One of the reasons why I like Chatter 2 is that no training is required.
No training means no costs and no downtime from employees.
Unlike complex CRM and ERP implementations (and I know, I’ve been there), everyone knows how to use Facebook. Okay, well not everyone.
But it’s the same look and feel.
Consider these stats with Facebook:
We are moving away from the desktop computing to mobile devices and tablet computing. Keyboards will soon be like a floppy disk (what’s a floppy disk you say?)
The touch screen IS the keyboard.
But the real key is the content collaboration.
The Sharepoint Killer?
While Facebook is aimed primarily for photos and videos, Chatter is aimed at documents, spreadsheets and presentations. Corporate data. Plus videos, of course.
I’ve always hated getting an attachment in an email. Why? Other than email clutter, the other problem is version control.

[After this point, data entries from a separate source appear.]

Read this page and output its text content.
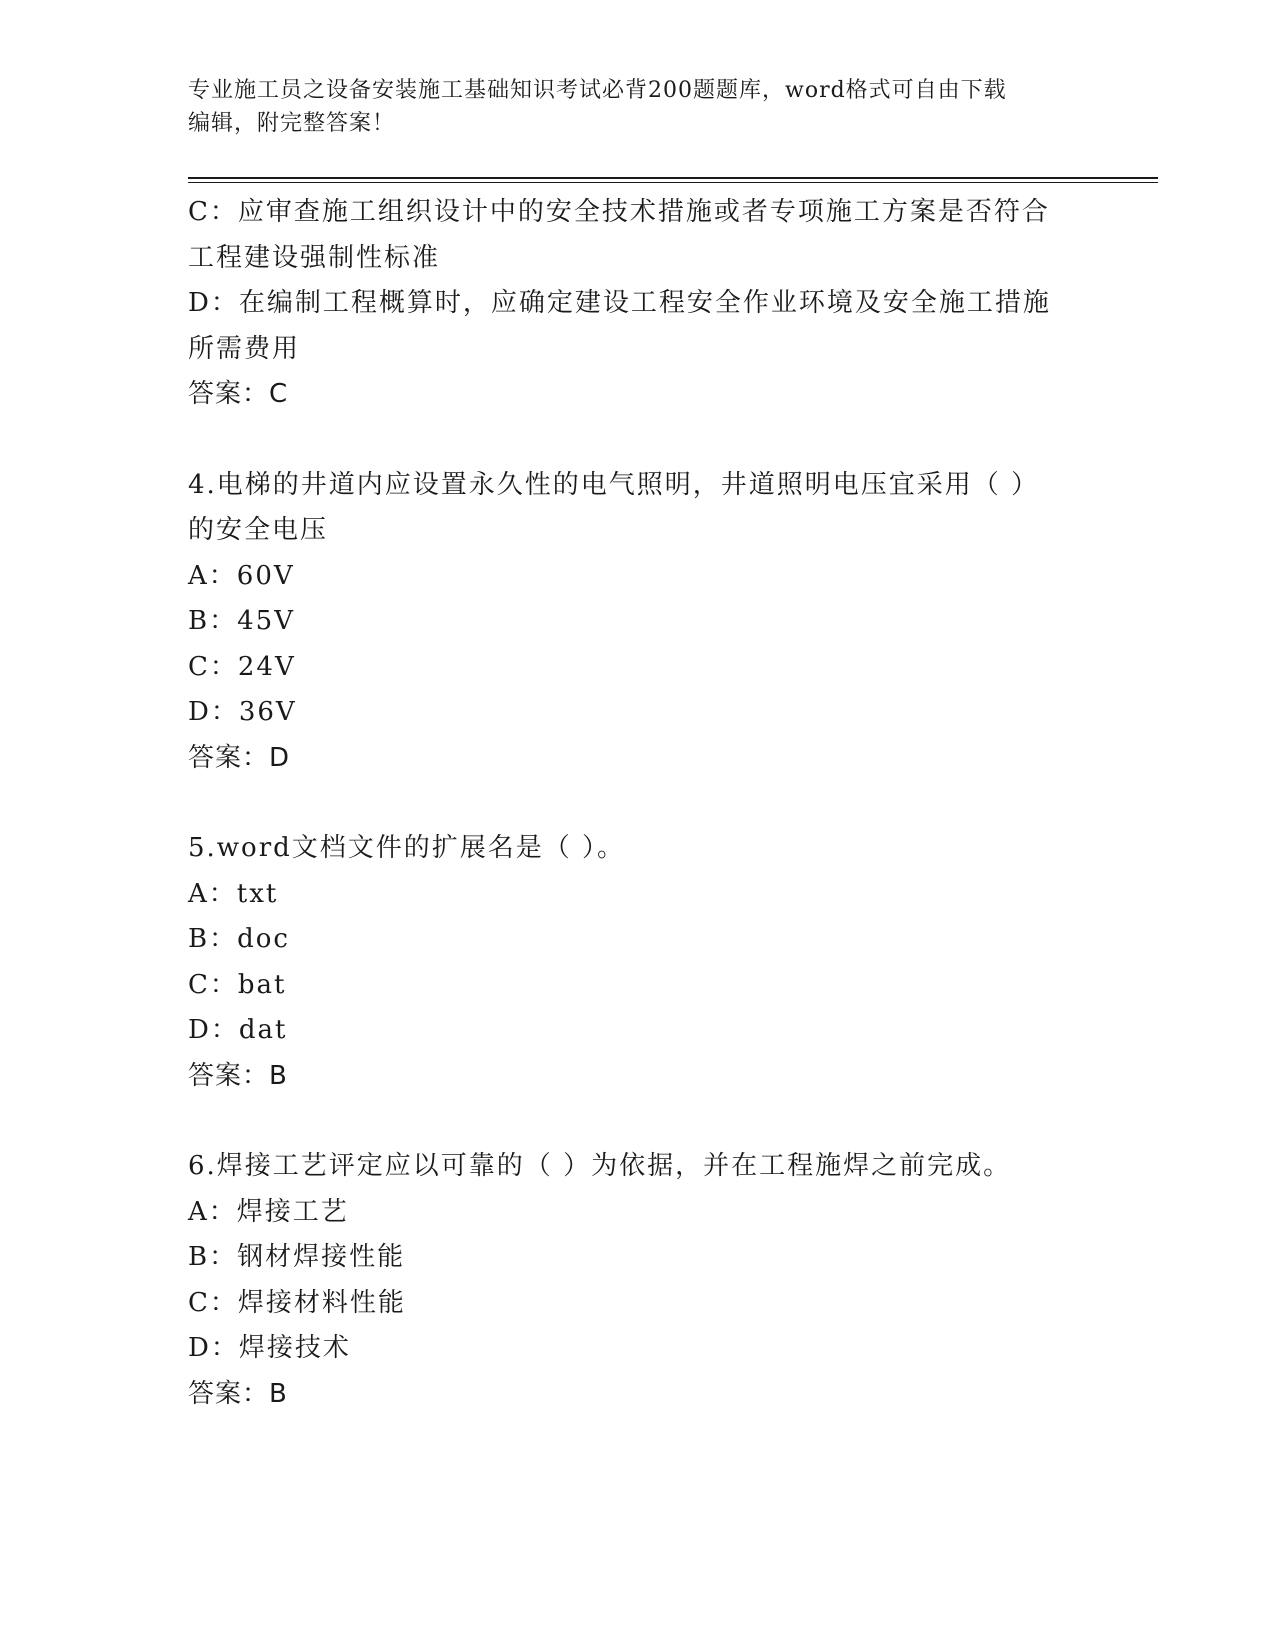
专业施工员之设备安装施工基础知识考试必背200题题库，word格式可自由下载
编辑，附完整答案！
C：应审查施工组织设计中的安全技术措施或者专项施工方案是否符合
工程建设强制性标准
D：在编制工程概算时，应确定建设工程安全作业环境及安全施工措施
所需费用
答案：C
4.电梯的井道内应设置永久性的电气照明，井道照明电压宜采用（ ）
的安全电压
A：60V
B：45V
C：24V
D：36V
答案：D
5.word文档文件的扩展名是（ ）。
A：txt
B：doc
C：bat
D：dat
答案：B
6.焊接工艺评定应以可靠的（ ）为依据，并在工程施焊之前完成。
A：焊接工艺
B：钢材焊接性能
C：焊接材料性能
D：焊接技术
答案：B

To me, Chatter may be the Microsoft Sharepoint killer. I really can’t share the number of Sharepoint implementation success stories, because most of them are not happy stories. Performance and user adoption were the 2 biggest factors. To increase performance, you ended up buying more hardware, both on the server end and networking end. Marc Benioff would have a seizure if he saw all the “boxes” being ordered.
Like Facebook
Three powerful interfaces of Facebook-like interfaces are Chatter Recommendations, Chatter Desktop, Chatter Filters.

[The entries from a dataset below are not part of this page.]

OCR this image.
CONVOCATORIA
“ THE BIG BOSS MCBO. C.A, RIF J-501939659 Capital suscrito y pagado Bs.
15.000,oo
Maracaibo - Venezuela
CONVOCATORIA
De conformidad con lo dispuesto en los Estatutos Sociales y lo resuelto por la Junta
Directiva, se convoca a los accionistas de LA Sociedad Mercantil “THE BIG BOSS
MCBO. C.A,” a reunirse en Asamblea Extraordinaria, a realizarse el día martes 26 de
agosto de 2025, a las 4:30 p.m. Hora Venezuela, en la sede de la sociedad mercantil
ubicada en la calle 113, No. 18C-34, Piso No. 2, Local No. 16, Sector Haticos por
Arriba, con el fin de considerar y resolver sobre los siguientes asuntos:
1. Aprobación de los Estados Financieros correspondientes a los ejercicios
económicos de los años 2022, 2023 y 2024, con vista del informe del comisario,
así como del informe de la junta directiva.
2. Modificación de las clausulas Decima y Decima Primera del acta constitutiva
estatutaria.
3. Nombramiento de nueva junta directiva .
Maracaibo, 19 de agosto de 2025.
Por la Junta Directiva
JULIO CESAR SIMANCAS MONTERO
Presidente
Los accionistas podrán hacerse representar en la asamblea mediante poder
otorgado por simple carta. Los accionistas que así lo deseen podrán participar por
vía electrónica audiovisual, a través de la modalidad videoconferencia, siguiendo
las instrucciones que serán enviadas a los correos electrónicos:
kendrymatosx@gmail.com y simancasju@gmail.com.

With Chatter Recommendations, employees receive automatic suggestions of colleagues to follow and groups to join just like Facebook.
Chatter Desktop allows employees to post updates, comments, files and links without opening a web browser, and displays pop-up alerts to instantly notify employees of important updates.
Chatter Filters is the left sidebar of Facebook: a filter of Chatter Feed by groups, people and records. Chatter Topics lets users associate their updates with other posts and comments on the same topic by using a hash tag.
Hash tags (#) are Twitter like features.
Mobile Support
In the days of desktops, you had to support 3 browsers: IE, Firefox and Safari. Now with mobile computing you have a wealth of devices and OSes to choose from. Everything from iPads, iPhones, Blackberries, and now the popular Dell Streak with the Android OS.
The era of real time mobile computing is already here.
About 25% of Salesforce’s 80,000 customers use Chatter, and it is free for all paying user subscriptions of Salesforce CRM and Force.com. Non Salesforce users costs $15 per user per month. Chatter 2 features will be available in October.